If you don’t think Walt Whitman was the best American poet in history, you can at least consider him the most American poet out of the best. His concern regarding the United States and the idea of America as something to be sought permeate through his work, perhaps more than any other preoccupation.
“Song of Myself” is probably his most recognized poem, and though it would seem highly self-centered, the truth about the poem is that the speaker isn’t necessarily Whitman himself but a single voice, also called Walt Whitman, that “contains multitudes.” The interesting thing about this poem is that songs or epic poems are usually dedicated to heroes that have performed incredible feats, usually legendary kings, great warriors, adventurers, or just rulers. Whitman, however, set out to write an epic poem to the common people.

“I Hear America Singing,” he names several of the workers who make America, or the America of the time, at least, and glorifies their acute sense of individuality. He has been called the poet of democracy and the father of free verse. Though Whitman’s poetry is highly rhythmic, it’s not constrained to specific forms. Free verse, however, sought to imitate common speak and offered verse that could be read and appreciated by everyone. His themes also reflect a concern with the nation, the individual, the body, everyday people, life, and work. And, most importantly, Whitman is concerned with equality. That’s just about American as it gets.
Speaking of equality, critics and historians often debate about Whitman’s actual sexuality, but whatever the man identified as, his poetry is what matters. “Calamus” is probably the most overtly homoerotic of his poems, but we have selected passages from “Song of Myself” that capture this spirit even better. There’s plenty of that, actually, but the significance of it is how ahead of his time Whitman was.
Though homosexuality is as old as time, an early reception of Leaves of Grass expresses rejection of what were overtly homosexual passages, suggesting Whitman was guilty of “that horrible sin not to be mentioned among Christians.” Whitman’s sexuality was debated in his own time and people even often asked him about it directly; others provided secondhand testimonies of it. Although Whitman denied any such thing, he didn’t shy away from writing about it.
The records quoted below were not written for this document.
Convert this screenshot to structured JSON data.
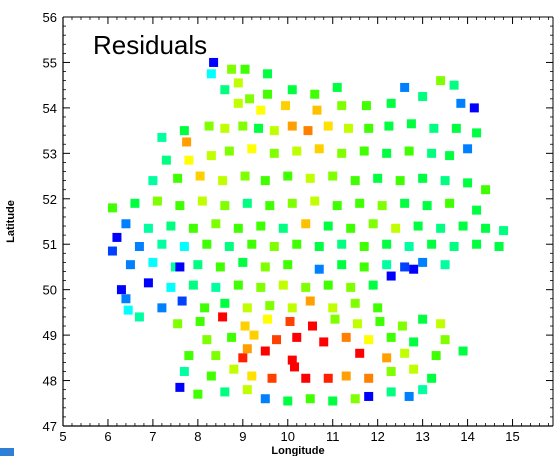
{
  "chart_data": {
    "type": "scatter",
    "title": "Residuals",
    "xlabel": "Longitude",
    "ylabel": "Latitude",
    "xlim": [
      5,
      15.9
    ],
    "ylim": [
      47,
      56
    ],
    "xticks": [
      5,
      6,
      7,
      8,
      9,
      10,
      11,
      12,
      13,
      14,
      15
    ],
    "yticks": [
      47,
      48,
      49,
      50,
      51,
      52,
      53,
      54,
      55,
      56
    ],
    "marker": "square",
    "colormap": "jet (blue = low, red = high)",
    "grid": false,
    "points": [
      {
        "x": 8.35,
        "y": 55.0,
        "color": "#0000ff"
      },
      {
        "x": 8.3,
        "y": 54.75,
        "color": "#00ffff"
      },
      {
        "x": 8.75,
        "y": 54.85,
        "color": "#80ff00"
      },
      {
        "x": 9.05,
        "y": 54.85,
        "color": "#40ff00"
      },
      {
        "x": 9.55,
        "y": 54.75,
        "color": "#00ff40"
      },
      {
        "x": 8.9,
        "y": 54.55,
        "color": "#c0ff00"
      },
      {
        "x": 8.6,
        "y": 54.4,
        "color": "#00ff80"
      },
      {
        "x": 9.15,
        "y": 54.2,
        "color": "#80ff00"
      },
      {
        "x": 9.55,
        "y": 54.3,
        "color": "#40ff00"
      },
      {
        "x": 10.1,
        "y": 54.4,
        "color": "#00ff40"
      },
      {
        "x": 10.6,
        "y": 54.3,
        "color": "#40ff00"
      },
      {
        "x": 11.1,
        "y": 54.45,
        "color": "#00ff40"
      },
      {
        "x": 8.9,
        "y": 54.1,
        "color": "#c0ff00"
      },
      {
        "x": 9.4,
        "y": 53.95,
        "color": "#ffff00"
      },
      {
        "x": 9.95,
        "y": 54.05,
        "color": "#ffd000"
      },
      {
        "x": 10.65,
        "y": 53.95,
        "color": "#ffc000"
      },
      {
        "x": 11.2,
        "y": 54.05,
        "color": "#80ff00"
      },
      {
        "x": 11.75,
        "y": 54.05,
        "color": "#40ff00"
      },
      {
        "x": 12.3,
        "y": 54.1,
        "color": "#00ff40"
      },
      {
        "x": 12.6,
        "y": 54.45,
        "color": "#0080ff"
      },
      {
        "x": 13.0,
        "y": 54.25,
        "color": "#00ff80"
      },
      {
        "x": 13.4,
        "y": 54.6,
        "color": "#80ff00"
      },
      {
        "x": 13.7,
        "y": 54.5,
        "color": "#00ff80"
      },
      {
        "x": 13.85,
        "y": 54.1,
        "color": "#0080ff"
      },
      {
        "x": 14.15,
        "y": 54.0,
        "color": "#0000ff"
      },
      {
        "x": 7.7,
        "y": 53.5,
        "color": "#00ff40"
      },
      {
        "x": 7.2,
        "y": 53.35,
        "color": "#00ffa0"
      },
      {
        "x": 7.75,
        "y": 53.25,
        "color": "#ffa000"
      },
      {
        "x": 8.25,
        "y": 53.6,
        "color": "#80ff00"
      },
      {
        "x": 8.6,
        "y": 53.55,
        "color": "#c0ff00"
      },
      {
        "x": 9.0,
        "y": 53.6,
        "color": "#80ff00"
      },
      {
        "x": 9.35,
        "y": 53.55,
        "color": "#00ff40"
      },
      {
        "x": 9.7,
        "y": 53.5,
        "color": "#c0ff00"
      },
      {
        "x": 10.1,
        "y": 53.6,
        "color": "#ffa000"
      },
      {
        "x": 10.45,
        "y": 53.5,
        "color": "#ff8000"
      },
      {
        "x": 10.9,
        "y": 53.6,
        "color": "#ffe000"
      },
      {
        "x": 11.35,
        "y": 53.55,
        "color": "#c0ff00"
      },
      {
        "x": 11.8,
        "y": 53.55,
        "color": "#40ff00"
      },
      {
        "x": 12.25,
        "y": 53.6,
        "color": "#00ff40"
      },
      {
        "x": 12.75,
        "y": 53.65,
        "color": "#00ff40"
      },
      {
        "x": 13.25,
        "y": 53.55,
        "color": "#00ff80"
      },
      {
        "x": 13.75,
        "y": 53.55,
        "color": "#00ff40"
      },
      {
        "x": 14.2,
        "y": 53.45,
        "color": "#00ff40"
      },
      {
        "x": 14.0,
        "y": 53.1,
        "color": "#0080ff"
      },
      {
        "x": 7.3,
        "y": 52.85,
        "color": "#00ff80"
      },
      {
        "x": 7.8,
        "y": 52.85,
        "color": "#ffff00"
      },
      {
        "x": 8.3,
        "y": 52.95,
        "color": "#c0ff00"
      },
      {
        "x": 8.7,
        "y": 53.05,
        "color": "#80ff00"
      },
      {
        "x": 9.2,
        "y": 53.1,
        "color": "#ffff00"
      },
      {
        "x": 9.7,
        "y": 53.0,
        "color": "#80ff00"
      },
      {
        "x": 10.2,
        "y": 53.05,
        "color": "#c0ff00"
      },
      {
        "x": 10.7,
        "y": 53.1,
        "color": "#ffd000"
      },
      {
        "x": 11.2,
        "y": 53.0,
        "color": "#80ff00"
      },
      {
        "x": 11.7,
        "y": 53.05,
        "color": "#40ff00"
      },
      {
        "x": 12.2,
        "y": 53.0,
        "color": "#00ff40"
      },
      {
        "x": 12.7,
        "y": 53.05,
        "color": "#40ff00"
      },
      {
        "x": 13.2,
        "y": 53.0,
        "color": "#00ff80"
      },
      {
        "x": 13.6,
        "y": 52.95,
        "color": "#00ff40"
      },
      {
        "x": 7.0,
        "y": 52.4,
        "color": "#00ffa0"
      },
      {
        "x": 7.55,
        "y": 52.45,
        "color": "#40ff00"
      },
      {
        "x": 8.05,
        "y": 52.5,
        "color": "#ffd000"
      },
      {
        "x": 8.55,
        "y": 52.4,
        "color": "#c0ff00"
      },
      {
        "x": 9.05,
        "y": 52.5,
        "color": "#80ff00"
      },
      {
        "x": 9.5,
        "y": 52.4,
        "color": "#40ff00"
      },
      {
        "x": 10.0,
        "y": 52.5,
        "color": "#40ff00"
      },
      {
        "x": 10.5,
        "y": 52.45,
        "color": "#c0ff00"
      },
      {
        "x": 11.0,
        "y": 52.5,
        "color": "#80ff00"
      },
      {
        "x": 11.5,
        "y": 52.4,
        "color": "#40ff00"
      },
      {
        "x": 12.0,
        "y": 52.45,
        "color": "#00ff40"
      },
      {
        "x": 12.5,
        "y": 52.4,
        "color": "#40ff00"
      },
      {
        "x": 13.0,
        "y": 52.45,
        "color": "#00ff40"
      },
      {
        "x": 13.5,
        "y": 52.4,
        "color": "#00ff80"
      },
      {
        "x": 14.0,
        "y": 52.35,
        "color": "#00ff40"
      },
      {
        "x": 14.4,
        "y": 52.2,
        "color": "#40ff00"
      },
      {
        "x": 6.1,
        "y": 51.8,
        "color": "#40ff00"
      },
      {
        "x": 6.6,
        "y": 51.9,
        "color": "#00ff40"
      },
      {
        "x": 7.1,
        "y": 51.95,
        "color": "#80ff00"
      },
      {
        "x": 7.6,
        "y": 51.85,
        "color": "#40ff00"
      },
      {
        "x": 8.1,
        "y": 51.95,
        "color": "#c0ff00"
      },
      {
        "x": 8.6,
        "y": 51.85,
        "color": "#80ff00"
      },
      {
        "x": 9.1,
        "y": 51.9,
        "color": "#00ff80"
      },
      {
        "x": 9.6,
        "y": 51.85,
        "color": "#40ff00"
      },
      {
        "x": 10.1,
        "y": 51.9,
        "color": "#80ff00"
      },
      {
        "x": 10.6,
        "y": 51.95,
        "color": "#c0ff00"
      },
      {
        "x": 11.1,
        "y": 51.85,
        "color": "#40ff00"
      },
      {
        "x": 11.6,
        "y": 51.9,
        "color": "#40ff00"
      },
      {
        "x": 12.1,
        "y": 51.85,
        "color": "#80ff00"
      },
      {
        "x": 12.6,
        "y": 51.9,
        "color": "#00ff40"
      },
      {
        "x": 13.1,
        "y": 51.85,
        "color": "#00ff40"
      },
      {
        "x": 13.6,
        "y": 51.9,
        "color": "#40ff00"
      },
      {
        "x": 14.2,
        "y": 51.75,
        "color": "#00ff40"
      },
      {
        "x": 6.4,
        "y": 51.45,
        "color": "#0080ff"
      },
      {
        "x": 6.9,
        "y": 51.35,
        "color": "#00ffa0"
      },
      {
        "x": 7.4,
        "y": 51.4,
        "color": "#00ff80"
      },
      {
        "x": 7.9,
        "y": 51.35,
        "color": "#40ff00"
      },
      {
        "x": 8.4,
        "y": 51.45,
        "color": "#80ff00"
      },
      {
        "x": 8.9,
        "y": 51.35,
        "color": "#40ff00"
      },
      {
        "x": 9.4,
        "y": 51.4,
        "color": "#40ff00"
      },
      {
        "x": 9.9,
        "y": 51.35,
        "color": "#00ff80"
      },
      {
        "x": 10.4,
        "y": 51.45,
        "color": "#ffc000"
      },
      {
        "x": 10.9,
        "y": 51.4,
        "color": "#00ff40"
      },
      {
        "x": 11.4,
        "y": 51.35,
        "color": "#40ff00"
      },
      {
        "x": 11.9,
        "y": 51.45,
        "color": "#80ff00"
      },
      {
        "x": 12.4,
        "y": 51.35,
        "color": "#c0ff00"
      },
      {
        "x": 12.9,
        "y": 51.4,
        "color": "#00ff40"
      },
      {
        "x": 13.4,
        "y": 51.35,
        "color": "#00ff80"
      },
      {
        "x": 13.9,
        "y": 51.4,
        "color": "#00ff40"
      },
      {
        "x": 14.4,
        "y": 51.35,
        "color": "#00ff40"
      },
      {
        "x": 14.8,
        "y": 51.3,
        "color": "#00ff80"
      },
      {
        "x": 6.2,
        "y": 51.15,
        "color": "#0000ff"
      },
      {
        "x": 6.1,
        "y": 50.85,
        "color": "#0040ff"
      },
      {
        "x": 6.7,
        "y": 50.95,
        "color": "#0080ff"
      },
      {
        "x": 7.2,
        "y": 51.0,
        "color": "#00ffa0"
      },
      {
        "x": 7.7,
        "y": 50.95,
        "color": "#00ffff"
      },
      {
        "x": 8.2,
        "y": 51.0,
        "color": "#40ff00"
      },
      {
        "x": 8.7,
        "y": 50.95,
        "color": "#00ff80"
      },
      {
        "x": 9.2,
        "y": 51.0,
        "color": "#40ff00"
      },
      {
        "x": 9.7,
        "y": 50.95,
        "color": "#80ff00"
      },
      {
        "x": 10.2,
        "y": 51.0,
        "color": "#40ff00"
      },
      {
        "x": 10.7,
        "y": 50.95,
        "color": "#00ff40"
      },
      {
        "x": 11.2,
        "y": 51.0,
        "color": "#00ff80"
      },
      {
        "x": 11.7,
        "y": 50.95,
        "color": "#40ff00"
      },
      {
        "x": 12.2,
        "y": 51.0,
        "color": "#00ff40"
      },
      {
        "x": 12.7,
        "y": 50.95,
        "color": "#00ffa0"
      },
      {
        "x": 13.2,
        "y": 51.0,
        "color": "#00ff40"
      },
      {
        "x": 13.7,
        "y": 50.95,
        "color": "#00ff80"
      },
      {
        "x": 14.2,
        "y": 51.0,
        "color": "#00ff40"
      },
      {
        "x": 14.7,
        "y": 50.95,
        "color": "#00ff40"
      },
      {
        "x": 6.5,
        "y": 50.55,
        "color": "#0080ff"
      },
      {
        "x": 7.0,
        "y": 50.6,
        "color": "#00ffff"
      },
      {
        "x": 7.5,
        "y": 50.5,
        "color": "#00ffa0"
      },
      {
        "x": 8.0,
        "y": 50.55,
        "color": "#00ff80"
      },
      {
        "x": 8.5,
        "y": 50.5,
        "color": "#40ff00"
      },
      {
        "x": 9.0,
        "y": 50.6,
        "color": "#00ff40"
      },
      {
        "x": 9.5,
        "y": 50.5,
        "color": "#80ff00"
      },
      {
        "x": 10.0,
        "y": 50.55,
        "color": "#40ff00"
      },
      {
        "x": 10.7,
        "y": 50.45,
        "color": "#0080ff"
      },
      {
        "x": 11.2,
        "y": 50.55,
        "color": "#00ff40"
      },
      {
        "x": 11.7,
        "y": 50.5,
        "color": "#40ff00"
      },
      {
        "x": 12.2,
        "y": 50.55,
        "color": "#00ffa0"
      },
      {
        "x": 12.6,
        "y": 50.5,
        "color": "#0040ff"
      },
      {
        "x": 12.8,
        "y": 50.45,
        "color": "#0000ff"
      },
      {
        "x": 13.0,
        "y": 50.6,
        "color": "#0080ff"
      },
      {
        "x": 13.5,
        "y": 50.55,
        "color": "#00ffa0"
      },
      {
        "x": 7.6,
        "y": 50.5,
        "color": "#0000ff"
      },
      {
        "x": 12.3,
        "y": 50.3,
        "color": "#0000ff"
      },
      {
        "x": 6.3,
        "y": 50.0,
        "color": "#0000ff"
      },
      {
        "x": 6.4,
        "y": 49.8,
        "color": "#0080ff"
      },
      {
        "x": 6.9,
        "y": 50.15,
        "color": "#0000ff"
      },
      {
        "x": 7.4,
        "y": 50.05,
        "color": "#00ffff"
      },
      {
        "x": 7.9,
        "y": 50.1,
        "color": "#00ff80"
      },
      {
        "x": 8.4,
        "y": 50.05,
        "color": "#00ffa0"
      },
      {
        "x": 8.9,
        "y": 50.1,
        "color": "#40ff00"
      },
      {
        "x": 9.4,
        "y": 50.05,
        "color": "#80ff00"
      },
      {
        "x": 9.9,
        "y": 50.1,
        "color": "#c0ff00"
      },
      {
        "x": 10.4,
        "y": 50.05,
        "color": "#80ff00"
      },
      {
        "x": 10.9,
        "y": 50.1,
        "color": "#40ff00"
      },
      {
        "x": 11.4,
        "y": 50.05,
        "color": "#80ff00"
      },
      {
        "x": 11.9,
        "y": 50.1,
        "color": "#00ff40"
      },
      {
        "x": 6.45,
        "y": 49.55,
        "color": "#00ffff"
      },
      {
        "x": 6.7,
        "y": 49.4,
        "color": "#00ffa0"
      },
      {
        "x": 7.2,
        "y": 49.6,
        "color": "#0080ff"
      },
      {
        "x": 7.65,
        "y": 49.75,
        "color": "#0040ff"
      },
      {
        "x": 8.15,
        "y": 49.6,
        "color": "#40ff00"
      },
      {
        "x": 8.6,
        "y": 49.7,
        "color": "#00ff40"
      },
      {
        "x": 9.1,
        "y": 49.6,
        "color": "#c0ff00"
      },
      {
        "x": 9.6,
        "y": 49.65,
        "color": "#80ff00"
      },
      {
        "x": 10.1,
        "y": 49.6,
        "color": "#c0ff00"
      },
      {
        "x": 10.5,
        "y": 49.75,
        "color": "#ffa000"
      },
      {
        "x": 11.0,
        "y": 49.6,
        "color": "#c0ff00"
      },
      {
        "x": 11.5,
        "y": 49.7,
        "color": "#80ff00"
      },
      {
        "x": 12.0,
        "y": 49.6,
        "color": "#40ff00"
      },
      {
        "x": 7.55,
        "y": 49.25,
        "color": "#80ff00"
      },
      {
        "x": 8.05,
        "y": 49.3,
        "color": "#40ff00"
      },
      {
        "x": 8.55,
        "y": 49.4,
        "color": "#ff0000"
      },
      {
        "x": 9.05,
        "y": 49.2,
        "color": "#ffd000"
      },
      {
        "x": 9.55,
        "y": 49.35,
        "color": "#ffff00"
      },
      {
        "x": 10.05,
        "y": 49.3,
        "color": "#ff4000"
      },
      {
        "x": 10.55,
        "y": 49.2,
        "color": "#ff0000"
      },
      {
        "x": 11.05,
        "y": 49.35,
        "color": "#80ff00"
      },
      {
        "x": 11.55,
        "y": 49.25,
        "color": "#c0ff00"
      },
      {
        "x": 12.05,
        "y": 49.3,
        "color": "#40ff00"
      },
      {
        "x": 12.55,
        "y": 49.2,
        "color": "#80ff00"
      },
      {
        "x": 13.0,
        "y": 49.35,
        "color": "#00ff40"
      },
      {
        "x": 13.4,
        "y": 49.25,
        "color": "#c0ff00"
      },
      {
        "x": 8.2,
        "y": 48.9,
        "color": "#80ff00"
      },
      {
        "x": 8.75,
        "y": 48.95,
        "color": "#40ff00"
      },
      {
        "x": 9.25,
        "y": 49.0,
        "color": "#ffd000"
      },
      {
        "x": 9.75,
        "y": 48.9,
        "color": "#ff4000"
      },
      {
        "x": 10.2,
        "y": 48.95,
        "color": "#ff0000"
      },
      {
        "x": 10.8,
        "y": 48.85,
        "color": "#ff0000"
      },
      {
        "x": 11.3,
        "y": 48.95,
        "color": "#ff8000"
      },
      {
        "x": 11.8,
        "y": 48.9,
        "color": "#ffff00"
      },
      {
        "x": 12.3,
        "y": 48.95,
        "color": "#40ff00"
      },
      {
        "x": 12.8,
        "y": 48.85,
        "color": "#00ff40"
      },
      {
        "x": 13.5,
        "y": 48.9,
        "color": "#80ff00"
      },
      {
        "x": 9.1,
        "y": 48.7,
        "color": "#ffa000"
      },
      {
        "x": 9.5,
        "y": 48.65,
        "color": "#ff0000"
      },
      {
        "x": 9.0,
        "y": 48.5,
        "color": "#ff2000"
      },
      {
        "x": 7.8,
        "y": 48.55,
        "color": "#40ff00"
      },
      {
        "x": 8.4,
        "y": 48.55,
        "color": "#80ff00"
      },
      {
        "x": 10.1,
        "y": 48.45,
        "color": "#ff0000"
      },
      {
        "x": 11.6,
        "y": 48.6,
        "color": "#ff0000"
      },
      {
        "x": 12.2,
        "y": 48.5,
        "color": "#ffa000"
      },
      {
        "x": 12.6,
        "y": 48.6,
        "color": "#c0ff00"
      },
      {
        "x": 13.3,
        "y": 48.55,
        "color": "#40ff00"
      },
      {
        "x": 13.9,
        "y": 48.65,
        "color": "#00ff40"
      },
      {
        "x": 7.7,
        "y": 48.2,
        "color": "#00ffa0"
      },
      {
        "x": 8.3,
        "y": 48.1,
        "color": "#40ff00"
      },
      {
        "x": 8.8,
        "y": 48.25,
        "color": "#c0ff00"
      },
      {
        "x": 9.2,
        "y": 48.1,
        "color": "#ffe000"
      },
      {
        "x": 9.65,
        "y": 48.05,
        "color": "#ff4000"
      },
      {
        "x": 10.15,
        "y": 48.3,
        "color": "#ff0000"
      },
      {
        "x": 10.4,
        "y": 48.05,
        "color": "#ff0000"
      },
      {
        "x": 10.9,
        "y": 48.05,
        "color": "#ff2000"
      },
      {
        "x": 11.3,
        "y": 48.1,
        "color": "#ffa000"
      },
      {
        "x": 11.8,
        "y": 48.05,
        "color": "#ff8000"
      },
      {
        "x": 12.3,
        "y": 48.2,
        "color": "#80ff00"
      },
      {
        "x": 12.8,
        "y": 48.25,
        "color": "#c0ff00"
      },
      {
        "x": 13.2,
        "y": 48.05,
        "color": "#00ff40"
      },
      {
        "x": 7.6,
        "y": 47.85,
        "color": "#0000ff"
      },
      {
        "x": 8.0,
        "y": 47.7,
        "color": "#40ff00"
      },
      {
        "x": 8.6,
        "y": 47.75,
        "color": "#00ff80"
      },
      {
        "x": 9.1,
        "y": 47.8,
        "color": "#c0ff00"
      },
      {
        "x": 9.5,
        "y": 47.6,
        "color": "#0080ff"
      },
      {
        "x": 10.0,
        "y": 47.55,
        "color": "#00ff40"
      },
      {
        "x": 10.5,
        "y": 47.6,
        "color": "#40ff00"
      },
      {
        "x": 11.0,
        "y": 47.55,
        "color": "#00ff40"
      },
      {
        "x": 11.5,
        "y": 47.6,
        "color": "#80ff00"
      },
      {
        "x": 11.8,
        "y": 47.65,
        "color": "#0000ff"
      },
      {
        "x": 12.3,
        "y": 47.75,
        "color": "#00ff80"
      },
      {
        "x": 12.7,
        "y": 47.65,
        "color": "#0080ff"
      },
      {
        "x": 13.0,
        "y": 47.8,
        "color": "#00ffa0"
      }
    ]
  }
}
You could even call him a closeted gay, but there’s no doubt that Whitman was way ahead of his time.
Here are some of his most celebrated verses and quotes, some of which are poems in their entirety. We have categorized them under two themes: “Free, American, and proud” and “Song of myself: the gayest passages.”
Free, American, and Proud
1. From “I Hear America Sing”
“The carpenter singing his as he measures his plank or beam,
The mason singing his as he makes ready for work, or leaves off work,
The boatman singing what belongs to him in his boat, the deckhand singing on the steamboat deck,
The shoemaker singing as he sits on his bench, the hatter singing as he stands,
The wood-cutter’s song, the ploughboy’s on his way in the morning, or at noon intermission or at sundown,
The delicious singing of the mother, or of the young wife at work, or of the girl sewing or washing,
Each singing what belongs to him or her and to none else.”
@efraincaravantes
2. From “America”
“Centre of equal daughters, equal sons,
All, all alike endear’d, grown, ungrown, young or old,
Strong, ample, fair, enduring, capable, rich,
Perennial with the Earth, with Freedom, Law and Love”
3. From the Preface to Leaves of Grass
“Their Presidents shall not be their common referee so much as their poets shall…”
4. From the Preface to Leaves of Grass
“The genius of the United States is not best or most in its executives or legislatures, nor in its ambassadors or authors or colleges or churches or parlors, nor even in its newspapers or inventors … but always most in the common people.”
5. From the Preface to Leaves of Grass
“The Americans of all nations at any time upon the earth have probably the fullest poetical nature. The United States themselves are essentially the greatest poem.”
6. From “To Foreign Lands”
“I heard that you ask’d for something to prove this puzzle the New World
And to define America, her athletic Democracy,
Therefore I send you my poems that you behold in them what you wanted.”
“Song of myself:” the gayest passages
7.
“It may be you transpire from the breasts of young men,
It may be if I had known them I would have loved them,
The boatmen and clam-diggers arose early and stopt for me,
I tuck’d my trowser-ends in my boots and went and had a good time;
You should have been with us that day round the chowder-kettle.”
8.
“Twenty-eight young men bathe by the shore,
Twenty-eight young men and all so friendly;
Twenty-eight years of womanly life and all so lonesome”.
9.
“His blue shirt exposes his ample neck and breast and loosens
over his hip-band,
His glance is calm and commanding, he tosses the slouch of
his hat away from his forehead,
The sun falls on his crispy hair and mustache, falls on the
black of his polish’d and perfect limbs.”
@joe_loli_artlab
10.
“The young fellow drives the express-wagon, (I love him,
though I do not know him;)
His nostrils dilate as my heels embrace him,
His well-built limbs tremble with pleasure as we race around
and return.
I but use you a minute, then I resign you, stallion,
Why do I need your paces when I myself out-gallop them?
Even as I stand or sit passing faster than you.”